Tea Tree Oil MRSA Treatment

Since MRSA is so resistant to regular antibiotics, some people are looking to alternative remedies for a cure. One of these is tea tree oil. Here is a look at tea tree oil and how it can help patients with MRSA.

What is Tea Tree Oil

Tea tree oil was originally used in Australia by the aboriginal people. For thousands of years, these people would crush the leaves and make a mudpack to use as an antiseptic and antifungal.

The plant got the name “tea tree” in the late 1700s when Captain James Cook and his crew first used the leaves for tea and later for beer. However, the medicinal qualities of the plant remained unexplored until the 1920s.

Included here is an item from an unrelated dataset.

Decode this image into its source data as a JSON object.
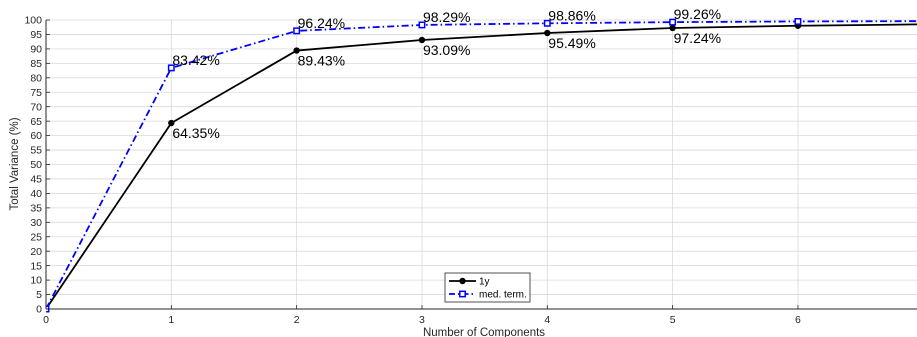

In the 1920s, Dr. Arthur Penfold started researching the antiseptic properties of tea tree oil, and published an article with F.R. Morrison in 1929 regarding the economic benefits of tea trees.

First Aid

This set of years of research on the plant, and tea tree oil even became an ingredient in World War II first aid kits for Australian soldiers. However, after the war, more doctors started to use antibiotics to cure infections, and tea tree oil lost some of its appeal.

In the 1960s, tea tree oil started becoming popular again, and research on it renewed around the world. Tea trees are now also grown in the state of California.

The health properties of tea trees come from the oils that are found in its leaves. Today, the oil is steam distilled, and then further tested for chemical properties. These properties can range anywhere from 50 to 100 in number, which partially explains why tea tree oil can be used for so many purposes.

Antibacterial Usage

There are several uses for tea tree oil; however, the most promising use for MRSA patients is that as an antibacterial. MRSA is resistant to many of the common antibiotics, making it difficult to treat.

It can cause infections in people who have wounds from injuries, surgeries, or burns and anyone with a weakened immune system. Often, the only antibiotic that can treat MRSA is Vancomycin, and some strains are resistant even to that.

The East London University did a study comparing Vancomycin with tea tree oil, and surprisingly tea tree oil came up as a powerful alternative. Since MRSA is most often transmitted through skin to skin contact, such as a nurse working with an infected patient and then infecting a second patient, the use of tea tree oil in hand and body soaps was particularly effective.

Tea tree oil can also be inhaled, working as an expectorant. This can help to clear up throat and chest infections. Inhaling hot water with tea tree oil added can help to stop the infection of MRSA and other bacteria before they spread to the other parts of the body.

Only your doctor can positively identify if you have been infected with MRSA or not. Always consult your doctor before starting any alternative treatment to your current medications, and do not stop taking a course of antibiotics without prior consent from your physician.